The next book, “59 Memory Lane” by Celia Anderson, takes storytelling a bit further by bringing us into the home of May Rosevere who is 110 years old and strives to live to be 111 by means of a secret. This supercentenarian may be too feisty for you or just your cup of tea. Do you wonder if she makes it to 111? Visit her in a warm, sunny and cozy Cornwall English village. Enjoy the scenery. Enjoy the community of multiple characters, varied ages and circumstances. Life is surely a journey for all, 111 years or less, with a secret or no secret.
To put life and love in its simplest form, let’s go with “Cookies: Bite-Size Life Lessons” by Amy Krouse Rosenthal, illustrated by Jane Dyer.
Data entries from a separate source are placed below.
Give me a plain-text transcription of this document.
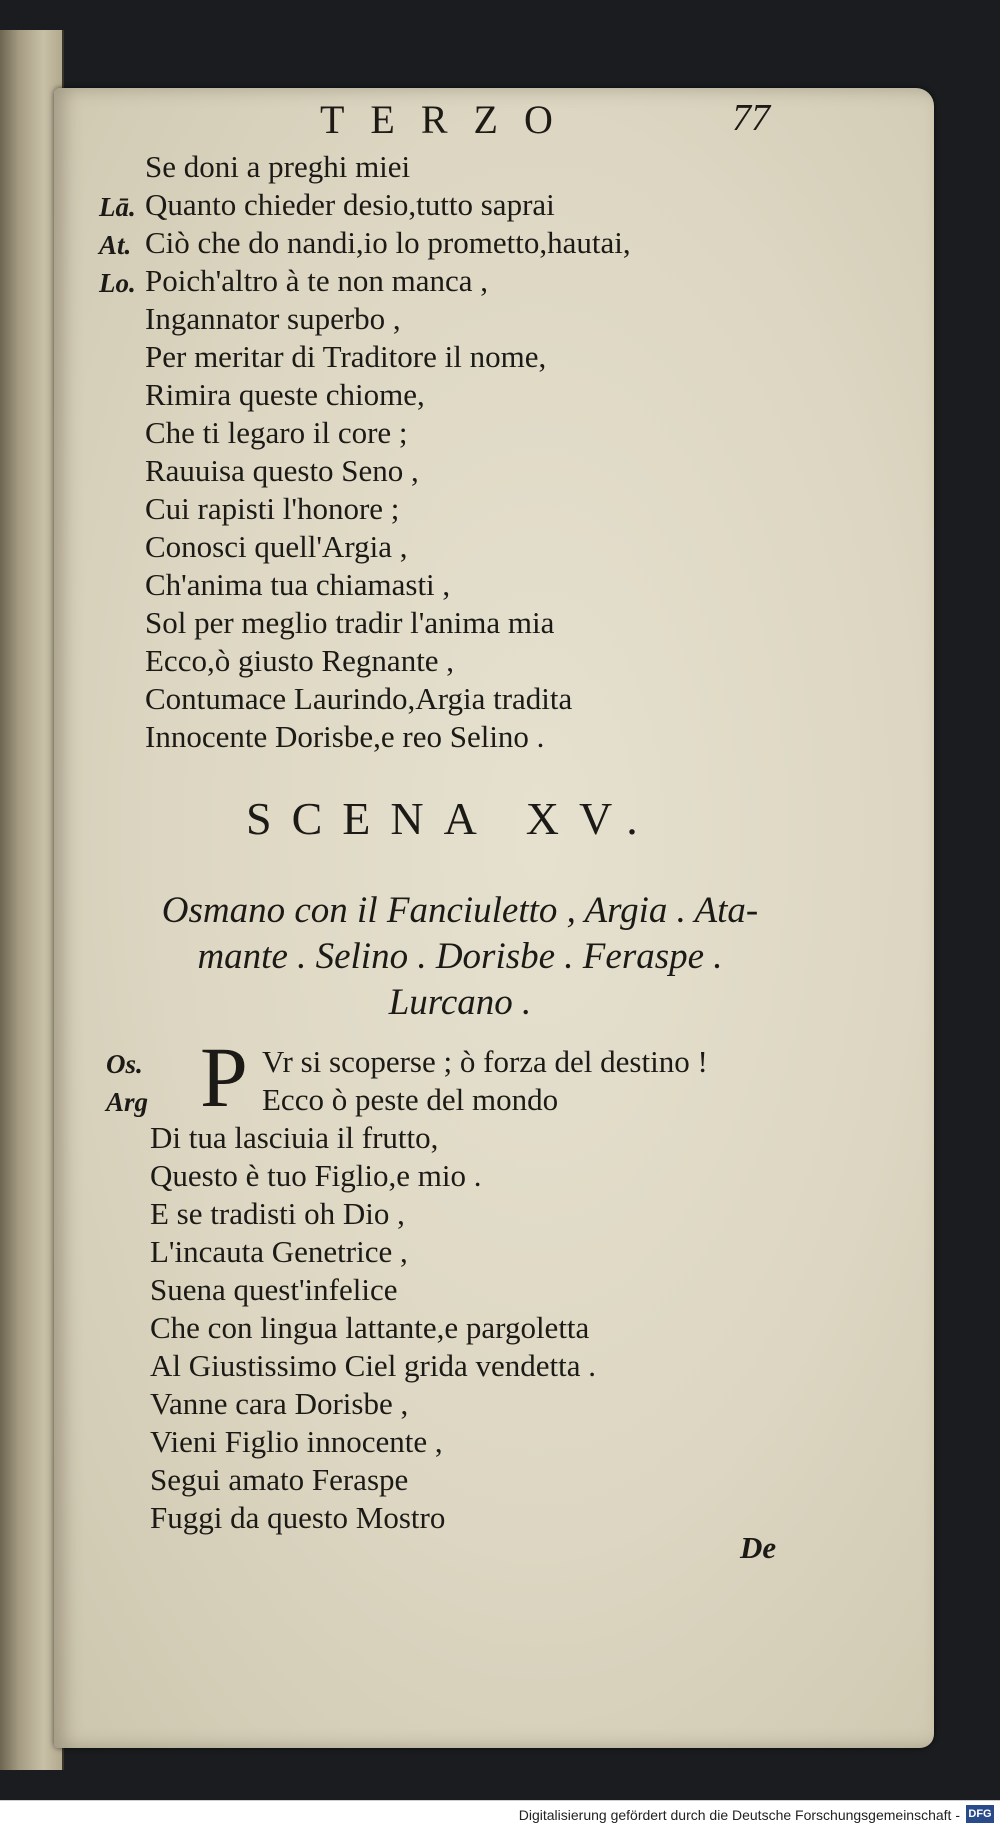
TERZO	77
Se doni a preghi miei
Lā. Quanto chieder desio,tutto saprai
At. Ciò che do nandi,io lo prometto,hautai,
Lo. Poich'altro à te non manca ,
Ingannator superbo ,
Per meritar di Traditore il nome,
Rimira queste chiome,
Che ti legaro il core ;
Rauuisa questo Seno ,
Cui rapisti l'honore ;
Conosci quell'Argia ,
Ch'anima tua chiamasti ,
Sol per meglio tradir l'anima mia
Ecco,ò giusto Regnante ,
Contumace Laurindo,Argia tradita
Innocente Dorisbe,e reo Selino .
SCENA XV.
Osmano con il Fanciuletto , Argia . Ata-
mante . Selino . Dorisbe . Feraspe .
Lurcano .
P
Os.	Vr si scoperse ; ò forza del destino !
Arg	Ecco ò peste del mondo
Di tua lasciuia il frutto,
Questo è tuo Figlio,e mio .
E se tradisti oh Dio ,
L'incauta Genetrice ,
Suena quest'infelice
Che con lingua lattante,e pargoletta
Al Giustissimo Ciel grida vendetta .
Vanne cara Dorisbe ,
Vieni Figlio innocente ,
Segui amato Feraspe
Fuggi da questo Mostro
De
Digitalisierung gefördert durch die Deutsche Forschungsgemeinschaft - DFG
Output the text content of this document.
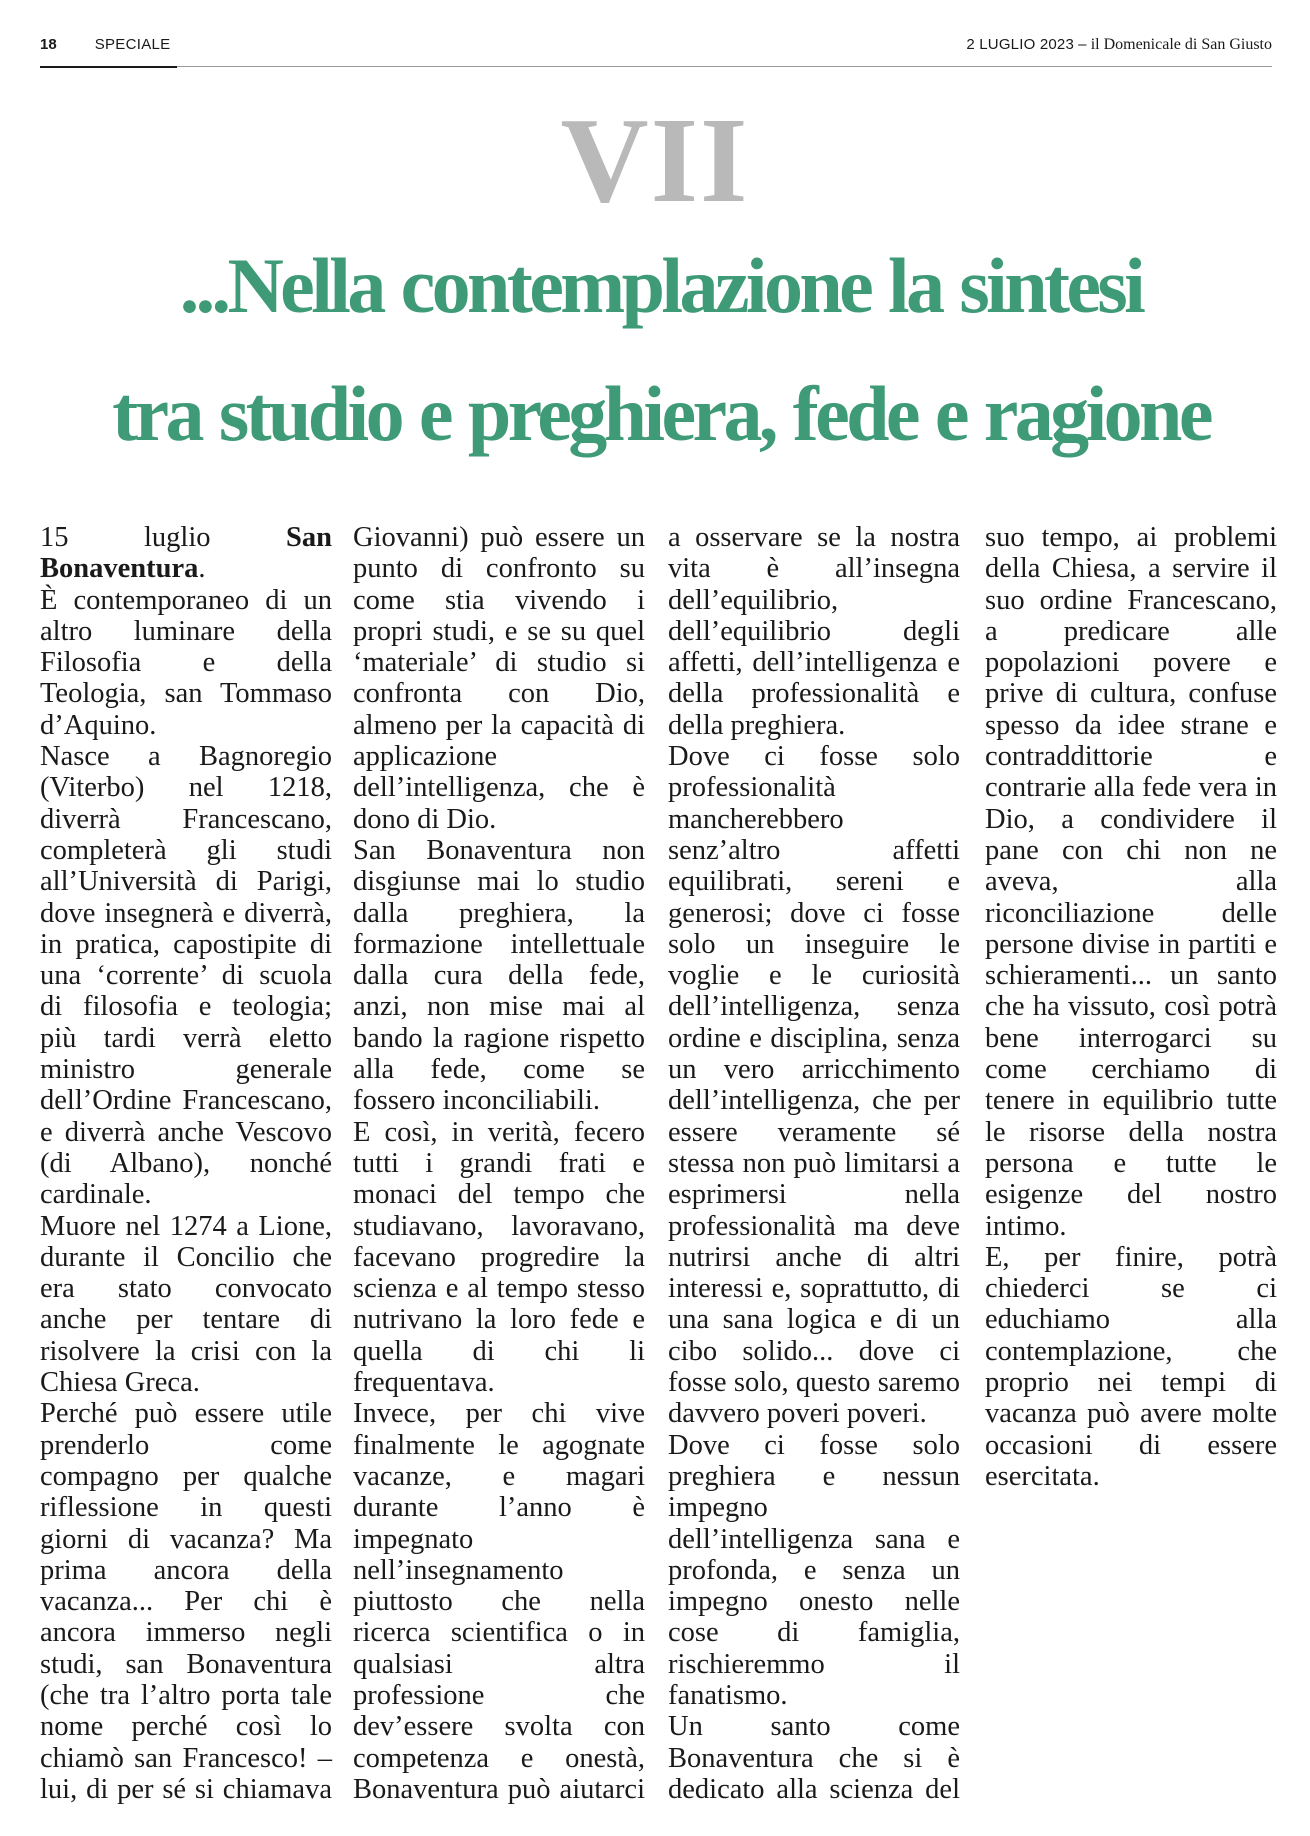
18	SPECIALE	2 LUGLIO 2023 – il Domenicale di San Giusto
VII
...Nella contemplazione la sintesi
tra studio e preghiera, fede e ragione

15 luglio San Bonaventura.

È contemporaneo di un altro luminare della Filosofia e della Teologia, san Tommaso d’Aquino.

Nasce a Bagnoregio (Viterbo) nel 1218, diverrà Francescano, completerà gli studi all’Università di Parigi, dove insegnerà e diverrà, in pratica, capostipite di una ‘corrente’ di scuola di filosofia e teologia; più tardi verrà eletto ministro generale dell’Ordine Francescano, e diverrà anche Vescovo (di Albano), nonché cardinale.

Muore nel 1274 a Lione, durante il Concilio che era stato convocato anche per tentare di risolvere la crisi con la Chiesa Greca.

Perché può essere utile prenderlo come compagno per qualche riflessione in questi giorni di vacanza? Ma prima ancora della vacanza... Per chi è ancora immerso negli studi, san Bonaventura (che tra l’altro porta tale nome perché così lo chiamò san Francesco! – lui, di per sé si chiamava

Giovanni) può essere un punto di confronto su come stia vivendo i propri studi, e se su quel ‘materiale’ di studio si confronta con Dio, almeno per la capacità di applicazione dell’intelligenza, che è dono di Dio.

San Bonaventura non disgiunse mai lo studio dalla preghiera, la formazione intellettuale dalla cura della fede, anzi, non mise mai al bando la ragione rispetto alla fede, come se fossero inconciliabili.

E così, in verità, fecero tutti i grandi frati e monaci del tempo che studiavano, lavoravano, facevano progredire la scienza e al tempo stesso nutrivano la loro fede e quella di chi li frequentava.

Invece, per chi vive finalmente le agognate vacanze, e magari durante l’anno è impegnato nell’insegnamento piuttosto che nella ricerca scientifica o in qualsiasi altra professione che dev’essere svolta con competenza e onestà, Bonaventura può aiutarci

a osservare se la nostra vita è all’insegna dell’equilibrio, dell’equilibrio degli affetti, dell’intelligenza e della professionalità e della preghiera.

Dove ci fosse solo professionalità mancherebbero senz’altro affetti equilibrati, sereni e generosi; dove ci fosse solo un inseguire le voglie e le curiosità dell’intelligenza, senza ordine e disciplina, senza un vero arricchimento dell’intelligenza, che per essere veramente sé stessa non può limitarsi a esprimersi nella professionalità ma deve nutrirsi anche di altri interessi e, soprattutto, di una sana logica e di un cibo solido... dove ci fosse solo, questo saremo davvero poveri poveri.

Dove ci fosse solo preghiera e nessun impegno dell’intelligenza sana e profonda, e senza un impegno onesto nelle cose di famiglia, rischieremmo il fanatismo.

Un santo come Bonaventura che si è dedicato alla scienza del

suo tempo, ai problemi della Chiesa, a servire il suo ordine Francescano, a predicare alle popolazioni povere e prive di cultura, confuse spesso da idee strane e contraddittorie e contrarie alla fede vera in Dio, a condividere il pane con chi non ne aveva, alla riconciliazione delle persone divise in partiti e schieramenti... un santo che ha vissuto, così potrà bene interrogarci su come cerchiamo di tenere in equilibrio tutte le risorse della nostra persona e tutte le esigenze del nostro intimo.

E, per finire, potrà chiederci se ci educhiamo alla contemplazione, che proprio nei tempi di vacanza può avere molte occasioni di essere esercitata.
I’ve never met a cookie that I didn’t like. Have you? So life lessons by cookie seems like a delightful endeavor. The author takes advantage by using cookies as a way of presenting themes of human kindness and cooperation, and how we are fair or unfair to others in our daily lives. Regret is defined and how we can be content within ourselves and with those around us.
We don’t need excuses to make cookies or stretch our imaginations or open ourselves up to new ideas. But books have a way of offering windows and giving us opportunity to do just that. To open up to ourselves and to others. I’m not sure if I will make it to my 111th birthday. However, no matter how many years I have left or how I live them is up to me. Outside our homes or inside them, we can explore our world, leave a Valentine at our neighbor’s doorstep, rev up our imaginations or get out a cookbook. Today I am going to start by baking cookies and while they are in the oven, I’ll keep reading, painting and watching out my windows. There is a lot of humanity out there to love!
*Midge Lyn’dee is a fictional character used for the purpose of entertainment though the reviews are real and sincere.